In truth a person does not
need to exactly reproduce all sounds, as long as they are understood. (A Russian Lithuanian friend of mine is very hard to understand due to his accent.) And I bet German speakers of Esperanto carry over their stress timing, whereas French speakers carry over their syllable timing. English speakers will tend to carry over dipthongs, whereas Italians will tend to use pure vowels. And of course the verb conjugations are new to Chinese speakers and anyone else whose language lacks such a concept.
The "dividing line" between different vowel phonemes is different in every language (and every dialect). That is a problem for people learning a new language. If my language uses 2 sounds as different phonemes, and they are the same phoneme in your language, they will sound "identical" or "almost identical" to you. In reality, they sound like "the same phoneme" to you. We are all used to a single "phoneme" using a variety of sounds.
A very common example is Spanish speakers of English. Spanish has the /i/ sound but not the /ɪ/ sound. So to a Spanish speaker, the words "hit, bit, sit, fit" sound the same as "heat, beat, seat, feet". This is true about anyone learning a foreign language. Chinese has different phonemes that I cannot distinguish. English is that it has more vowel phonemes than many languages. But I think that learning Cantonese, or Thai, or Hindi will present the same problem to you.
I think the main problem with English is not the sounds, but the orthography which must be a total nightmare. Welsh, despite its reputation, is so simple to pronounce compared to English.

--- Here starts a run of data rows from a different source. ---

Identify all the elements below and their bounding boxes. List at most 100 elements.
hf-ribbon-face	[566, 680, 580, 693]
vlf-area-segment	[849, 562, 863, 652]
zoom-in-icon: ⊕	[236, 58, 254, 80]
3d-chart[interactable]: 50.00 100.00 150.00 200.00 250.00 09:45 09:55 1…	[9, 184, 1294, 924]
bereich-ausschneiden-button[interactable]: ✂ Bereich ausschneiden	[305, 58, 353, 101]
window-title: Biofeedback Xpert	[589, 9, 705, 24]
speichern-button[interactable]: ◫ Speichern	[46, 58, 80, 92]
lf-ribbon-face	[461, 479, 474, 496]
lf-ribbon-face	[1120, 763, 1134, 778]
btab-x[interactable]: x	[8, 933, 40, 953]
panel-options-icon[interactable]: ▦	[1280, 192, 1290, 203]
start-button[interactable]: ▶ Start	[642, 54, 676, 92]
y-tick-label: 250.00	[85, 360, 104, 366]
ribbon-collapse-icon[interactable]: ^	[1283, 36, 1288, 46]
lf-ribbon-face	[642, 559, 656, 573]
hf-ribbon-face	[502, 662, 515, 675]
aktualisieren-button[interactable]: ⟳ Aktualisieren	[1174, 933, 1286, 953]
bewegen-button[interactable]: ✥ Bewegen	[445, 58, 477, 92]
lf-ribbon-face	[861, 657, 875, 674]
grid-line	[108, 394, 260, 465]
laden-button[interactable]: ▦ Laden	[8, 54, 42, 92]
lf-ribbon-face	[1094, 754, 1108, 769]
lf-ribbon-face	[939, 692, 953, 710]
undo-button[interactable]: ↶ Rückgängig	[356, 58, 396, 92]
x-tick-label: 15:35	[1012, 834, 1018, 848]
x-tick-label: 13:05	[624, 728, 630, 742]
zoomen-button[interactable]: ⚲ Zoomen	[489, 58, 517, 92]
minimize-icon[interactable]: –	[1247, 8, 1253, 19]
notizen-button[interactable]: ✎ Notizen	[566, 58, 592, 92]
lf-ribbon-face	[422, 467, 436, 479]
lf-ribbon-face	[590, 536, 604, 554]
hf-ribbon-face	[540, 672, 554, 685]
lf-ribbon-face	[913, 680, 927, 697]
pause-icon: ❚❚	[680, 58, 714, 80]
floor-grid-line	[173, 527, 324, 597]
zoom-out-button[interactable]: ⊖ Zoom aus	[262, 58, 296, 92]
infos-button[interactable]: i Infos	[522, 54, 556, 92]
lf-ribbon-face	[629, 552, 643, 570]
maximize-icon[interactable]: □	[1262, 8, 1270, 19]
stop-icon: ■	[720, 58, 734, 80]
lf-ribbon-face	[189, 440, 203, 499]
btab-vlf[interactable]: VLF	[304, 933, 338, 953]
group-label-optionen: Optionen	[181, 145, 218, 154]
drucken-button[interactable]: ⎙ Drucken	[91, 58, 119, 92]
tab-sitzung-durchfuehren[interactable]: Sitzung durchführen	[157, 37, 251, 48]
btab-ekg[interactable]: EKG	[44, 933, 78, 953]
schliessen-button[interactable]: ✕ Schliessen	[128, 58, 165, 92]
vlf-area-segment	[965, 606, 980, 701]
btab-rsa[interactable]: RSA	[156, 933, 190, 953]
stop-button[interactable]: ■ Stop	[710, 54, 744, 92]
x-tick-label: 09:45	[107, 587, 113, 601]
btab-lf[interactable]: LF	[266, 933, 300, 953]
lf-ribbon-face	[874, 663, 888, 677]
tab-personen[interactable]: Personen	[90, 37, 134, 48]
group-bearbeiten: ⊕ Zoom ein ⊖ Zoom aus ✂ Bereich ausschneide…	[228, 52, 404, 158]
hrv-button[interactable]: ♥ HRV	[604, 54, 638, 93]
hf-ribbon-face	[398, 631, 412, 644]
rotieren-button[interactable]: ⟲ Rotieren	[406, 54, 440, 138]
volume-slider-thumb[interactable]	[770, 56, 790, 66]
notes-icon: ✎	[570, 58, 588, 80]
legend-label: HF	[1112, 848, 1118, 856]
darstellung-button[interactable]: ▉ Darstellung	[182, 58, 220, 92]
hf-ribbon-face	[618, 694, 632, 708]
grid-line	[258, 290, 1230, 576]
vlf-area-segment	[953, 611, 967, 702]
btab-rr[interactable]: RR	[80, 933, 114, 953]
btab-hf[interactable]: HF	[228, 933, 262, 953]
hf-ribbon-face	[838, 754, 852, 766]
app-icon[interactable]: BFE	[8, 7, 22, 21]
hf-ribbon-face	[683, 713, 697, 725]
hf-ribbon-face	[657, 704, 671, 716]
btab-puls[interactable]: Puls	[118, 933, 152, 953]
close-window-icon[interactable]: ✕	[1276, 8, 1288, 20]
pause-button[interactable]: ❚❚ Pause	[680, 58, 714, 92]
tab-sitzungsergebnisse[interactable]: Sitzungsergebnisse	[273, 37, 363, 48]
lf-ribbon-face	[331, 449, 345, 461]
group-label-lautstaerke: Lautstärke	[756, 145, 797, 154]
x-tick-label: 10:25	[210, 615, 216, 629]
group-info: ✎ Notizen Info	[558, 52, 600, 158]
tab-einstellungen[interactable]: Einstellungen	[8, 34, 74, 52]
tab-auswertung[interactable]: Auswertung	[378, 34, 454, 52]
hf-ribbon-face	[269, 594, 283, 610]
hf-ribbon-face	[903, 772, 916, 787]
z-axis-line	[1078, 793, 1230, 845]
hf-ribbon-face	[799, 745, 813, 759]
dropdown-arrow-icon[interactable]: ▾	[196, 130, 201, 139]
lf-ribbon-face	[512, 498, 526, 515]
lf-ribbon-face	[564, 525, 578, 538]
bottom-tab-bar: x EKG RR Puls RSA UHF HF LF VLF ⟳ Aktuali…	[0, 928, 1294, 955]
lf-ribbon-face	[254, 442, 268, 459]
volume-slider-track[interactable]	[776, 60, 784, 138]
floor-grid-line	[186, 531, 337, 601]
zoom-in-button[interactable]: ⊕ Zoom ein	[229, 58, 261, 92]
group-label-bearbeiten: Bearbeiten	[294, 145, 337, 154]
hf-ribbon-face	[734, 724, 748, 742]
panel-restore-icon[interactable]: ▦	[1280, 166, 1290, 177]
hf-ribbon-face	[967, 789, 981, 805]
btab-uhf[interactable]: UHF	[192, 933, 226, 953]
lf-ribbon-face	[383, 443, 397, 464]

In my opinion artificial languages are pointless, yes even Klingon, simply because they lack a culture, and a clear purpose for learning. And they will always benefit one group of speakers eg Indo European. A huge number of people speak English as a second language because America is the dominant economic and cultural force today, and English has become the lingua franca for business and science. I remember speaking to some Belgians at a scientific conference, and being astonished that they spoke Flemish and English, but not Walloon. Like Greek and Latin, English will eventually cede its role to another language, such as Mandarin.